Algunos de ustedes recordarán que hace algunas décadas era costumbre en Costa Rica publicar la foto, en la sección de “sociales” de los periódicos, de las jóvenes que celebraban sus quince años, o de aquellas que iban a casarse próximamente, y de vez en cuando, también la de una que otra reina de las fiestas de algún pueblo. Pues bien, esa costumbre, bastante cursi por cierto, dichosamente se fue perdiendo poco a poco y hoy en día la única que ha vencido el paso de los años es la de anunciar las muertes: esquelas más o menos grandes o numerosas dependiendo de la cantidad de empresas o clubes sociales a los que perteneció el individuo o “la individua” que falleció.

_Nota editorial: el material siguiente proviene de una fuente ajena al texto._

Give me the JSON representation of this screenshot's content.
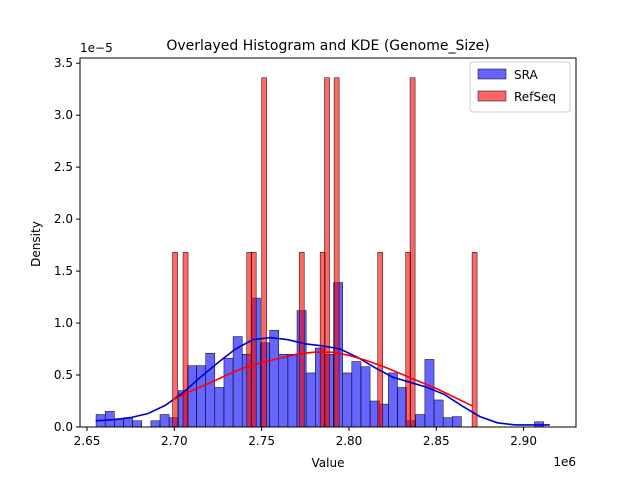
{
  "chart_data": {
    "type": "histogram",
    "title": "Overlayed Histogram and KDE (Genome_Size)",
    "xlabel": "Value",
    "ylabel": "Density",
    "x_offset_label": "1e6",
    "y_offset_label": "1e−5",
    "xlim": [
      2.646,
      2.93
    ],
    "ylim": [
      0,
      3.55
    ],
    "x_ticks": [
      2.65,
      2.7,
      2.75,
      2.8,
      2.85,
      2.9
    ],
    "x_tick_labels": [
      "2.65",
      "2.70",
      "2.75",
      "2.80",
      "2.85",
      "2.90"
    ],
    "y_ticks": [
      0,
      0.5,
      1.0,
      1.5,
      2.0,
      2.5,
      3.0,
      3.5
    ],
    "y_tick_labels": [
      "0.0",
      "0.5",
      "1.0",
      "1.5",
      "2.0",
      "2.5",
      "3.0",
      "3.5"
    ],
    "legend_position": "top-right",
    "series": [
      {
        "name": "SRA",
        "color": "#0000ff",
        "bin_width": 0.00523,
        "bin_start": 2.6552,
        "values": [
          0.12,
          0.15,
          0.08,
          0.09,
          0.06,
          0.0,
          0.06,
          0.12,
          0.09,
          0.35,
          0.59,
          0.59,
          0.71,
          0.38,
          0.66,
          0.87,
          0.7,
          1.24,
          0.81,
          0.93,
          0.7,
          0.7,
          1.12,
          0.52,
          0.76,
          0.7,
          1.39,
          0.52,
          0.63,
          0.58,
          0.25,
          0.22,
          0.52,
          0.38,
          0.06,
          0.12,
          0.65,
          0.26,
          0.09,
          0.1,
          0.0,
          0.0,
          0.0,
          0.0,
          0.0,
          0.0,
          0.0,
          0.0,
          0.05
        ],
        "kde": {
          "x": [
            2.655,
            2.665,
            2.675,
            2.685,
            2.695,
            2.705,
            2.715,
            2.725,
            2.735,
            2.745,
            2.755,
            2.765,
            2.775,
            2.785,
            2.795,
            2.805,
            2.815,
            2.825,
            2.835,
            2.845,
            2.855,
            2.865,
            2.875,
            2.885,
            2.895,
            2.905,
            2.915
          ],
          "y": [
            0.06,
            0.07,
            0.09,
            0.13,
            0.21,
            0.33,
            0.48,
            0.62,
            0.75,
            0.84,
            0.86,
            0.84,
            0.8,
            0.78,
            0.75,
            0.67,
            0.57,
            0.48,
            0.43,
            0.38,
            0.31,
            0.2,
            0.1,
            0.04,
            0.02,
            0.02,
            0.02
          ]
        }
      },
      {
        "name": "RefSeq",
        "color": "#ff0000",
        "bin_width": 0.00287,
        "bars": [
          [
            2.699,
            1.68
          ],
          [
            2.705,
            1.68
          ],
          [
            2.7415,
            1.68
          ],
          [
            2.744,
            1.68
          ],
          [
            2.75,
            3.36
          ],
          [
            2.7715,
            1.68
          ],
          [
            2.7835,
            1.68
          ],
          [
            2.786,
            3.36
          ],
          [
            2.7915,
            3.36
          ],
          [
            2.8165,
            1.68
          ],
          [
            2.8325,
            1.68
          ],
          [
            2.835,
            3.36
          ],
          [
            2.8705,
            1.68
          ]
        ],
        "kde": {
          "x": [
            2.699,
            2.71,
            2.72,
            2.73,
            2.74,
            2.75,
            2.76,
            2.77,
            2.78,
            2.79,
            2.8,
            2.81,
            2.82,
            2.83,
            2.84,
            2.85,
            2.86,
            2.871
          ],
          "y": [
            0.26,
            0.35,
            0.42,
            0.5,
            0.57,
            0.62,
            0.66,
            0.7,
            0.72,
            0.72,
            0.69,
            0.64,
            0.58,
            0.51,
            0.44,
            0.37,
            0.29,
            0.2
          ]
        }
      }
    ]
  }
}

Pero cuál no sería mi sorpresa al encontrarme ayer, en la portada de un periódico, una foto que retrotrajo a mi memoria actividades sociales como las de aquella época. Ya no solo era la foto de la jovencita. Era la de toda la familia: la de un papá feliz, abrazado por un solícito muchacho, la linda novia y una mamá sin duda muy ocupada y ataviada, según ella, muy elegantemente. Pensé que se trataba, ni más ni menos, que de un acto de petición de mano.
Sin embargo, más adelante, en páginas siguientes, constaté que el padre estaba asediado por muchos pretendientes. Todos lo abrazaban, casi que lo besaban, reían con él a carcajadas, tratando de ganarse, del viejo socarrón, el “sí” que buscaban. Él no se veía acongojado en tan engorroso escenario. Es habilísimo, muy jugado en esas lides y amante de las componendas. Parecía disfrutar enormemente. Daba bromas, desplegaba gestos amorosos, reía sin el recato o cuidado de taparse un poco la boca, y sin duda pensaba que el ganador sería quien más accediese a sus condiciones.
Esa casa nunca había estado tan visitada. Es muy probable que, como a la vieja usanza, todos hayan mandado un ramo de flores como un detalle para toda la familia y que en la tarjetita que se acostumbraba adjuntar hayan enumerado una larga lista de promesas hacia el padre: fidelidad, incondicionalidad, ganancias compartidas, venta del BCR, ciudad gobierno, la ruta del arroz, pero, sobre todo, la defensa a ultranza de su pantagruélica figura.
Pobres yernos con semejantes suegros y con una novia que solo manos honestas podrán dirigir. ¡Ah papelón el de esos personajillos! Parecía, como ha sucedido muchas veces, una obra digna de Molière, con una única diferencia frente a las del gran escritor: que el Tartufo estaba presente por partida cuádruple.